И опять – репетиции, репетиции…
Молчацкий порой проявлял на них просто чудеса изобретательности. Так, когда Стас поинтересовался, а как же он будет доставать из огня – ведь костер-то будет настоящий – раскаленный кусок железа, тот сказал, что и это технически он устроит. Правда, добавил он, хоть это железо он и сделает бутафорским, Стасу все равно придется потерпеть. И может, немного обжечься. Но такова уж судьба артиста – искусство требует жертв!
Иногда на репетициях появлялся Владимир Всеволодович, и каждое его замечание, хоть и отнимало немало времени, но превращалось в настоящий праздник новых знаний и настоящих открытий.
Например, когда кто-нибудь кричал: «Ставьте сюда лавку!», академик останавливал его и спрашивал:
— А вы что, вместе со всем домом, собственно, лавку переносить собираетесь?
Встретив недоуменный взгляд, он объяснял, что лавка в русской избе всегда неподвижно укреплялась вдоль стены.
Вокруг сразу собирались актеры, подбегали другие студенты, и Владимир Всеволодович начинал объяснять:
— Иное дело скамейка! Вот у нее действительно есть ножки, и ее можно передвигать! А теперь их стали путать, и бывает, что герой какого-нибудь исторического, простите, бестселлера сев на лавку, встает со скамьи!
Студенты смеялись, Стас мотал это себе на приклеенный ус, а Владимир Всеволодович продолжал:
— Между прочим, по тому месту, которое определял хозяин пришедшему гостю, можно было определить, как он к нему относится. Если с пренебрежением – то вот тебе скамья, или, как теперь говорят, скамейка. Ну, а если с почтением, уважительно, то, пожалуйста, на лавку!
Та же судьба касалась ключей, замков, домашней утвари и особенно того, что осталось от воинского оружия…

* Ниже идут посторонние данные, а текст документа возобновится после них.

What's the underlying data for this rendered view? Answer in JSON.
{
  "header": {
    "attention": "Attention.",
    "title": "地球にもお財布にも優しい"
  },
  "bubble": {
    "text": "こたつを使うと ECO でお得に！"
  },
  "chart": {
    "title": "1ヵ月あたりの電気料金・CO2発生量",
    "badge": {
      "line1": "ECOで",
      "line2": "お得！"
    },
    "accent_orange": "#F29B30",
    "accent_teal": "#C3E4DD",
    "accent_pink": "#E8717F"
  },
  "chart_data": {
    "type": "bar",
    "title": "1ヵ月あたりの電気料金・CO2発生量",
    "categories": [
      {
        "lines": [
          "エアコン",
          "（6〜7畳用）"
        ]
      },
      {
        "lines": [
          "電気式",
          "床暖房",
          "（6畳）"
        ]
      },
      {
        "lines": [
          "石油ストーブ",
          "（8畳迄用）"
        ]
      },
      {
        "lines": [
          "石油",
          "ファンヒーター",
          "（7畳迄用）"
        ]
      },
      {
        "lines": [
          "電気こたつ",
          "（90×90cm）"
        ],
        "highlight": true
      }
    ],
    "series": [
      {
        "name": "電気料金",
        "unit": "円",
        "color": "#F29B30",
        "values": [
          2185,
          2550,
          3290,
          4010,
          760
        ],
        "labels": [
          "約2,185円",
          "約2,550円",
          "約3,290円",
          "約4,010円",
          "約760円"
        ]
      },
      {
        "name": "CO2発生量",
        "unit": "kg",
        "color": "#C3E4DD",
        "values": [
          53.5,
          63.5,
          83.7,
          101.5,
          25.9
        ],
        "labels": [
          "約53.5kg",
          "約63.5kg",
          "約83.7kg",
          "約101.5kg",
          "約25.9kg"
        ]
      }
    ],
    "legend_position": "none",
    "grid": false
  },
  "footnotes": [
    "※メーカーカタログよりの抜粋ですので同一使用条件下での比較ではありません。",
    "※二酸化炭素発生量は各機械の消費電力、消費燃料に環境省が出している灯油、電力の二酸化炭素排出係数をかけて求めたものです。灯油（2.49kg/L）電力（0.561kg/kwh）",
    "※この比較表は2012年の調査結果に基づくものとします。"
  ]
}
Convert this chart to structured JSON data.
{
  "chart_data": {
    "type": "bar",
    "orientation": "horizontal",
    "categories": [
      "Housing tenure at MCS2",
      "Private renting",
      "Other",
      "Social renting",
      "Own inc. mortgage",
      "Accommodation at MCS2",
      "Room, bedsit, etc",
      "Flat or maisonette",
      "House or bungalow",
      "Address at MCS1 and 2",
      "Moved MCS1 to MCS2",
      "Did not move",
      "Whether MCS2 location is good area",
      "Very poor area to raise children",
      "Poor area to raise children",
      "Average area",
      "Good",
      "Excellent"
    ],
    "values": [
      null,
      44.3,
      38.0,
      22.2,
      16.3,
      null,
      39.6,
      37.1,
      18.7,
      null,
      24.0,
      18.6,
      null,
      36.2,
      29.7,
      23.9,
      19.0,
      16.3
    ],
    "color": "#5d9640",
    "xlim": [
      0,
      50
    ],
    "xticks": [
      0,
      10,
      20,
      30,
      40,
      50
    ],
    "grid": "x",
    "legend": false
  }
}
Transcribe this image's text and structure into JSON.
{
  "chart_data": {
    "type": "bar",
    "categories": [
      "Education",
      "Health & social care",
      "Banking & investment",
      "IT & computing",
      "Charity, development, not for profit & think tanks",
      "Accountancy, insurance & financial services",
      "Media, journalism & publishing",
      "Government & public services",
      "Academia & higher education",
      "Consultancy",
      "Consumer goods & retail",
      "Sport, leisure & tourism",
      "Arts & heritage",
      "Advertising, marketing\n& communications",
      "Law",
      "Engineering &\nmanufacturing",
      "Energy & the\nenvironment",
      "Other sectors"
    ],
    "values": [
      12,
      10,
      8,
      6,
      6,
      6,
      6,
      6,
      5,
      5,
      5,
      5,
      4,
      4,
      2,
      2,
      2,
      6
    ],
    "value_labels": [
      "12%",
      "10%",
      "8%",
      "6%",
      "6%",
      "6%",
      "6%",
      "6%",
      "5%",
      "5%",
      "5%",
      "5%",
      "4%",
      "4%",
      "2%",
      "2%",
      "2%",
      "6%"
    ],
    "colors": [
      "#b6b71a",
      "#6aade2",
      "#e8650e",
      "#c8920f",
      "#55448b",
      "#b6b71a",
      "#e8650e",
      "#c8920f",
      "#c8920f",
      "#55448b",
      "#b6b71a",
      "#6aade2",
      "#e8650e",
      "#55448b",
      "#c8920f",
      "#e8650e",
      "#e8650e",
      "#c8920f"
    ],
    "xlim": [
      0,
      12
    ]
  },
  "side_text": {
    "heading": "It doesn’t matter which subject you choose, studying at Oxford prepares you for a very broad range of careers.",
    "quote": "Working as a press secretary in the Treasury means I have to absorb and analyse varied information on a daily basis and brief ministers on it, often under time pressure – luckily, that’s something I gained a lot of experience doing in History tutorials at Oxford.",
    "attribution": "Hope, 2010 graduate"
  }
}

Если же кто называл футляр для хранения стрел колчаном, то Владимир Всеволодович был просто в праведном гневе:
— Как вы можете, ставя драму о временах конца одиннадцатого века, употреблять татарское слово «колчан», которое, к тому же, вообще впервые появляется в письменных источниках 1589 года?! В древней Руси стрелы всегда носили в «туле»!
И тут начинался долгий разговор о самом луке, тетитиве, стрелах…
Оказывалось, что в древней Руси существовала даже такая мера длины, как «стрелище» или «перестрел».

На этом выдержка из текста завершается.